The Office of Naval Intelligence knew just the person for the task, according to Norman Polmar, an author and longtime analyst who wrote the first edition of Understanding Soviet Naval Developments, way back in 1974. “Let’s get George Federoff to do it” is how Polmar characterized ONI’s thinking.
“He did a great job,” Polmar added.
Poring over the raw data, Federoff got busy counting the Russian fleet’s new ships, subs, and planes, assessing its new weaponry and gauging the quality of its sailors and officers, and its standing within the wider Russian military and political systems. He confirmed a naval force on the rebound.
“Since 2000, as Russia’s governmental order and economy have stabilized, there has been a focused and funded effort to revitalize the Russian military—including the navy,” Fedoroff wrote. “Suspended construction programs are now moving toward completion and new construction programs are beginning to provide the navy with 21st-century submarine and surface platforms.”
From an early 2000s nadir when just a handful of vessels were seaworthy and capable of combat, today the Russian fleet boasts 186 war-ready subs and surface ships operating in the Atlantic and Pacific oceans plus the Black Sea, the Baltic, the Caspian, the Mediterranean, and even the Arctic, according to Fedoroff’s report.
This makes the Russian navy the world’s third-biggest maritime force after No. 1 America—with more than 280 modern warships plus more than 100 support vessels—and second-place China.
And in certain key aspects the Russia fleet has recently, and to the rest of the world’s great surprise, caught up to the Americans. In October, Russian warships in the Caspian Sea fired new Kalibr cruise missiles thousands of miles to hit rebel targets in Syria. And in December a Russian submarine repeated the feat, firing Kalibrs into Syria from the Mediterranean.
Before the twin missile launches, only the United States had demonstrated the modern ability to launch long-distance cruise-missile strikes from ships and subs, against ground targets. Sea-launched cruise missiles are a key weapon system for any country hoping to stage precise military interventions while also avoiding serious risk to its own forces.
Fedoroff anticipated these impressive missile strikes by repeatedly highlighting Kalibr in his report. “Kalibr provides even modest platforms, such as corvettes, with significant offensive capability and, with the use of the land attack missile, all platforms have a significant ability to hold distant fixed ground targets at risk using conventional warheads,” he wrote. “The proliferation of this capability within the new Russian navy is profoundly changing its ability to deter, threaten or destroy adversary targets.”

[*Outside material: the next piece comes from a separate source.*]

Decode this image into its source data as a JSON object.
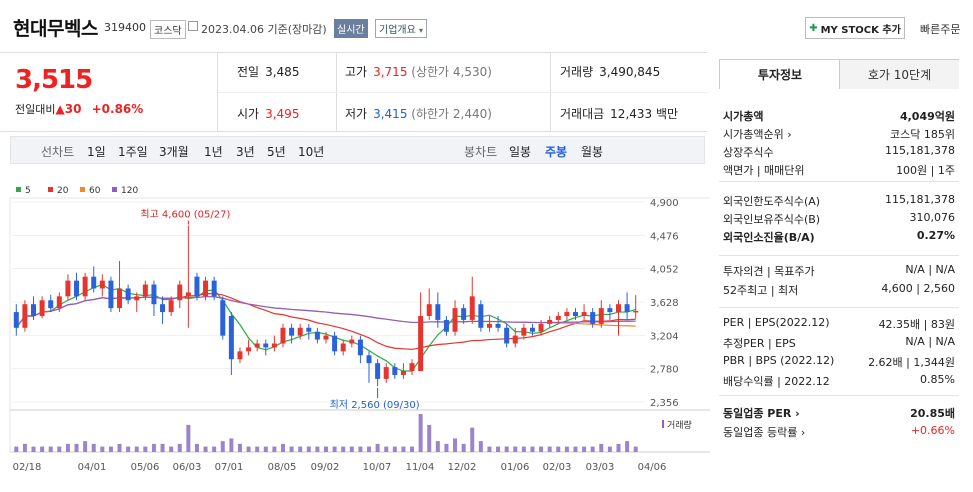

Ironically, the final edition of Understanding Soviet Naval Developments in 1991 had also anticipated the advent of powerful new “smart” munitions such as Kalibr, according to Eric Wertheim, an independent naval analyst and author of the definitive reference work Combat Fleets of the World.
“It is almost as if time was paused for 20-plus years between the two naval reports—and now the Russian navy and military is reawakening from its slumber,” Wertheim told The Daily Beast. “This latest report from ONI allows us to take stock of this newly awakened and growing force.”
“This is a highly significant publication,” Polmar said of Fedoroff’s report.